Lacking full comprehension of the implications behind assumptions applied in reserves valuations can result in sub-optimal decision-making for lenders and shareholders alike. Learn the factors necessary for an objective evaluation of oil & gas properties.
Valuing O&G properties requires a specialized skill set, including precise knowledge of ad valorem, severance, federal taxes, special treatment for intangible drilling and development costs, political and property-specific risks and more. Often, exploration and production (E&P) companies employ their own professionals to value reserves. But in certain circumstances — such as the valuation of complicated corporate transactions and complex properties — companies may be wiser to consider an independent appraiser who specializes in the field.
Here’s a bit of insight into the key factors for valuing oil and gas properties:
Pricing and differentials
E&P companies, because they operate within a commodity business, can’t control the prices they receive. Market supply and demand dictates what producers will earn when selling their products.
Considering expected future prices, commonly known as a price deck, is critical to developing cash-flow forecasts specific to O&G properties. The two common practices in selecting a price deck for commodities include the NYMEX futures curve and estimated normalized pricing, based on various published estimates.
The primary advantage of utilizing the futures curve at the date of valuation includes its objectivity since the curve represents the expectations of market participants at a given point in time. However, applying this approach presents certain drawbacks, including the potential for overreactions to political or economic events, and the failure to adopt a long-term pricing perspective.

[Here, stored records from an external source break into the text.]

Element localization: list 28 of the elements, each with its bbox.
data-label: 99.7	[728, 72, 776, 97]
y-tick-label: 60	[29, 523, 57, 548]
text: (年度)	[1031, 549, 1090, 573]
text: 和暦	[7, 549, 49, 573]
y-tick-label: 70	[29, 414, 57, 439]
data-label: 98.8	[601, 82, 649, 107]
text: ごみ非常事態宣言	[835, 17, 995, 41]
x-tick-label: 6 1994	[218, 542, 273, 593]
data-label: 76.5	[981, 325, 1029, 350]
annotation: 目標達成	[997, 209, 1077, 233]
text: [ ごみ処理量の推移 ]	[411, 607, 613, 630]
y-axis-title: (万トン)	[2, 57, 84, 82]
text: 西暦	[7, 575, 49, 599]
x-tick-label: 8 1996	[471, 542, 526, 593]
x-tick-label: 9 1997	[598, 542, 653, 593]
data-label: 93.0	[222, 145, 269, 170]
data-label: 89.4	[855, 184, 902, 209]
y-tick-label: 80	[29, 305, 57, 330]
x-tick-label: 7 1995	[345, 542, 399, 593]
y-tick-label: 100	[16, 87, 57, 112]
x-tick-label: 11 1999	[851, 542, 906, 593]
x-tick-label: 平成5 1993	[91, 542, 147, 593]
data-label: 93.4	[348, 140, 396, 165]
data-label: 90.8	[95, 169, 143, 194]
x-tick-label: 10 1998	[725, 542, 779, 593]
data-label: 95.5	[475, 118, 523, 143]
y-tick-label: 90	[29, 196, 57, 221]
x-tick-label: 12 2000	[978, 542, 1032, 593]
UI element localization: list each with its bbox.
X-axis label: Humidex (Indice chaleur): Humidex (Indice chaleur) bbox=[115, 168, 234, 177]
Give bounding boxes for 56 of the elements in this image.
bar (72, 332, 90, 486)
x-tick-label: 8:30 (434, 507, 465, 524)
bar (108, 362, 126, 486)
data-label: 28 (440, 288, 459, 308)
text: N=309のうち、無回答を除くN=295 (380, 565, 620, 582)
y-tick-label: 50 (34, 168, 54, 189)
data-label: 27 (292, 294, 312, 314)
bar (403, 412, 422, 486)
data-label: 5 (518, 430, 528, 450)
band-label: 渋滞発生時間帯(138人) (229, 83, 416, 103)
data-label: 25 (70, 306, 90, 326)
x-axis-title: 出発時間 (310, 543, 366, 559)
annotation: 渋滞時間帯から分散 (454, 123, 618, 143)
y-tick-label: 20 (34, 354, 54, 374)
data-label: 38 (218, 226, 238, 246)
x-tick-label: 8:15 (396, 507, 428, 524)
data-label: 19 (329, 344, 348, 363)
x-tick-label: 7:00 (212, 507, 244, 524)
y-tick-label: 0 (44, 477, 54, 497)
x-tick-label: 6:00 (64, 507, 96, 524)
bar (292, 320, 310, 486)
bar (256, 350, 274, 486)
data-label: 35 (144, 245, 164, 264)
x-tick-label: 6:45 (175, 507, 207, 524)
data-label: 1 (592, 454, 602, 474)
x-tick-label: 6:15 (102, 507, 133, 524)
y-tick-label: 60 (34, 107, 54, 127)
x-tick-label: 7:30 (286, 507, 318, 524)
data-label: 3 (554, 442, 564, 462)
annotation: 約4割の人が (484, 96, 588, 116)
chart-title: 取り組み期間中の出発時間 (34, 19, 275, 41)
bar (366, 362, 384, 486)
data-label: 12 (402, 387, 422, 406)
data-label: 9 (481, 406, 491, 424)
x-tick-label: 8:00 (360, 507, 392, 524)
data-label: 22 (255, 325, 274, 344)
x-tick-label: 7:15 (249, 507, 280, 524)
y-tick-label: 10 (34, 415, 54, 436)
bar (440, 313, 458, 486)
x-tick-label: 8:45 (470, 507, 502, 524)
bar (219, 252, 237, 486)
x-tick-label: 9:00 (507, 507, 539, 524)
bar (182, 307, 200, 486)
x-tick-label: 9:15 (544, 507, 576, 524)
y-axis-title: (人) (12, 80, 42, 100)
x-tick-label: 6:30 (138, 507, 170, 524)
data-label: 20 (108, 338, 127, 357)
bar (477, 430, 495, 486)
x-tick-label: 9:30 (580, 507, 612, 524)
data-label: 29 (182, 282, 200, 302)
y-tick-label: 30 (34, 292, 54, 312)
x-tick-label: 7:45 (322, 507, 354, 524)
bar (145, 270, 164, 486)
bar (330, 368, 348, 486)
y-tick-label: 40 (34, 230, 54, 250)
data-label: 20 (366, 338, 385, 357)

In general, the futures curve only provides a reliable indicator of market-participant expectations during the first five years beyond the valuation date, due to limited trading activity during the latter years of the curve. For longer-term pricing perspectives, the most common method of estimating prices includes adding an inflation factor to the fifth-year estimated futures price for the sixth and subsequent years of the cash-flow forecast.
An alternative approach — developing pricing forecasts by considering published, third-party estimates — offers certain advantages, such as eliminating the emotion often associated with the futures curve and ready acceptance by major E&P companies. However, a limited number of third-party sources publish pricing forecasts beyond a two- to three-year time frame, leaving an analyst to apply judgment to produce subsequent years for the long-term forecast. In addition, dated third-party sources of pricing forecasts can be of limited use during a period of rapidly changing prices.
Regardless of the method for developing a price deck, differentials are commonly applied. A price differential represents the difference between published market prices and the price actually received when a producer sells a commodity. In practice, realized prices for a commodity often differ from posted prices due to quality, transportation, proximity to market and more. Depending on the nature of these factors, differentials can be positive or negative.
Essentially, applying a risk-adjustment factor reduces a property’s volumes or cash flows to capture uncertainties linked with realizing less-than-proved reserve categories. As reserve reports for O&G properties commonly reflect gross-production volumes, it’s typical to apply adjustments based on the degree of certainty.
The Society of Petroleum Evaluation Engineers (SPEE) publishes an annual survey to obtain opinions from U.S. and Canadian analysts regarding many parameters used to evaluate O&G properties, one of which includes adjustment factors applied against various reserve categories. The most recent survey, published in June 2014, indicate analysts commonly apply adjustment factors ranging from 80- to 100-percent good (0- to 20-percent discount) for proved reserves, 50-percent good for probable reserves, and 10-percent good (90-percent discount) for possible reserves.
For properties where a risk-adjustment factor is applied, practitioners commonly use a uniform discount rate to these risk-adjusted volumes or cash flows. For valuations that don’t apply a risk-adjustment factor, the uncertainties associated with realizing less-than-proved reserve categories are best captured by using a premium to the initially calculated discount rate.
As outlined in the June 2014 SPEE survey, applied O&G discount rates, in practice, range from 4.96 percent to 29.24 percent, with an average of 17.1 percent. Similarly, the 2014 Property Value Study published by the Texas Comptroller of Public Accounts concludes reasonable discount rates for E&P properties ranging from 17.09 percent to 24.66 percent. Regardless of the specific source, the discount-rate development methodology should consider the inherent industry risks, as well as the specific risks associated with the unique property valued.
While reserve reports consider severance and ad valorem taxes, petroleum-engineering firm reports typically present the annual cash flows of an O&G property on a pretax basis. Therefore, the analysis of O&G properties should include appropriate adjustments for the relevant tax regime in which each property is located.
In certain countries, various forms of government taxation, or government take, can represent more than 90 percent of profits. However, in the U.S. and Canada, government take for oil-producing properties averaged 51 percent and 54 percent, respectively, according to recent editions of OECD Economic Surveys.
Intangible drilling costs represent one specialized area of the U.S. tax code, designed to encourage investment in O&G properties. Specifically, an investor in an O&G property can write off intangible drilling costs as a current business expense, rather than capitalizing them, provided the costs meet qualifying criteria.